Kendarias, 16, Genyria, 16, and Genyiah, 10, had claimed their spot at an outdoor amphitheater hours before the eclipse was set to begin.

“I haven’t seen something like this,” Kendarias said. “So what happens to the birds that are in the sky?”

During a brief break in the clouds, many of the people around cheered. It wasn’t clear how long the sun would stick around, but the Williamses weren’t worried.

“It’s the first time for everybody,” Kendarias said.

“Just take a chance to experience it for yourself,” Genyria said.

At the nearby University of Texas at Arlington, home to one of the three largest planetariums in the state, McKenna Dowd had a backup plan just in case the clouds made eclipse-viewing impossible.
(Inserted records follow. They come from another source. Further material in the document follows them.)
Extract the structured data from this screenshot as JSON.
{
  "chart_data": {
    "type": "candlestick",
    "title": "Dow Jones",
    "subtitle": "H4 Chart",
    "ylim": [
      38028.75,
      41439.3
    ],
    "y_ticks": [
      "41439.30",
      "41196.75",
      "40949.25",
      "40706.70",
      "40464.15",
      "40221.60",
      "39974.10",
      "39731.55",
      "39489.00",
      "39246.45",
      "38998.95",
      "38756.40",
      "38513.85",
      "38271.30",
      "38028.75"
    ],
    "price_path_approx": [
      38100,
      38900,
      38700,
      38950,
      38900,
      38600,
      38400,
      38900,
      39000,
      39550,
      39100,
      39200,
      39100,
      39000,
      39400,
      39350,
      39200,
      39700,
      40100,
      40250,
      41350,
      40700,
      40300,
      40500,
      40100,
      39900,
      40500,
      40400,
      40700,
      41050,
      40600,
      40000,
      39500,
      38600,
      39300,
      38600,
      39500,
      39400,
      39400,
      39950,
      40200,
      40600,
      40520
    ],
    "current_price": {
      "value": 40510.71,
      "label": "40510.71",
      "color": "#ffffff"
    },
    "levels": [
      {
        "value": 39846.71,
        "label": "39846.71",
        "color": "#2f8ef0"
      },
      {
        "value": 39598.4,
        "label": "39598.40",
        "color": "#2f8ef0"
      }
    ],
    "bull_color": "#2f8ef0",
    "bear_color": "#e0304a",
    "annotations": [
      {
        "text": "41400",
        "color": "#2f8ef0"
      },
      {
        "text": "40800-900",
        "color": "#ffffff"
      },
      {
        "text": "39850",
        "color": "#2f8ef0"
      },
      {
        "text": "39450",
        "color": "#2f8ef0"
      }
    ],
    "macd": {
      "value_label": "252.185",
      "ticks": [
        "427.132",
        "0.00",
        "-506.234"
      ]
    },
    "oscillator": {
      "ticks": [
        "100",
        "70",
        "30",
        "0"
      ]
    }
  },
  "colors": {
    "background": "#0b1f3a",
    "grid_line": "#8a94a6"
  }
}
Dowd is a program coordinator at the planetarium and had programmed a projection to replicate the daytime sky just outside – without clouds.

“It’s the next best thing,” Dowd said. “Hopefully the clouds clear up. I’m trying not to think about it.”

She said her team had been planning a “solar-bration” for the eclipse for more than a year. Outside, UTA scientists had set up telescopes and people passed out eclipse glasses and Moon Pie desserts. Regardless of the weather, Dowd said, it was a chance for the community to share a once-in-a-lifetime experience.

“We all share the same stars, the same sun, the same moon. We can share that community,” Dowd said. “No matter what it ends up being today.”

Gambling on the weather – and winning

Looking outside Monday morning, Eric Rude worried he’d need to find a new spot to watch the celestial show.

He’d traveled nearly 1,400 miles (2,250km) from his home in Pocatello, Idaho, to see totality in rural Greenville, Texas. With cloud cover forecast over most of Texas, Rude wondered if he should get in the car and start driving toward friendlier skies.

“I’m just going to be as flexible as I can,” Rude said. “I can’t wait to see it again.”

Rude teaches high school biology in Pocatello. As a kid, he would read issues of National Geographic, from which he learned about total solar eclipse and hoped he would one day get to see one. In 2017, his home town was at 98% of totality for the last US eclipse. He drove the 50 miles north to see the total solar eclipse.

“I was just so moved by it,” Rude said. “Seeing totality is so much different than even 99%.”

He and his wife – who missed the last eclipse – decided to stay put at a public celebration in Greenville. Clouds were thicker than in Dallas, but for a portion of totality, cleared up enough to see.

“It was incredible,” Rude said. “It’s hard to put into words.”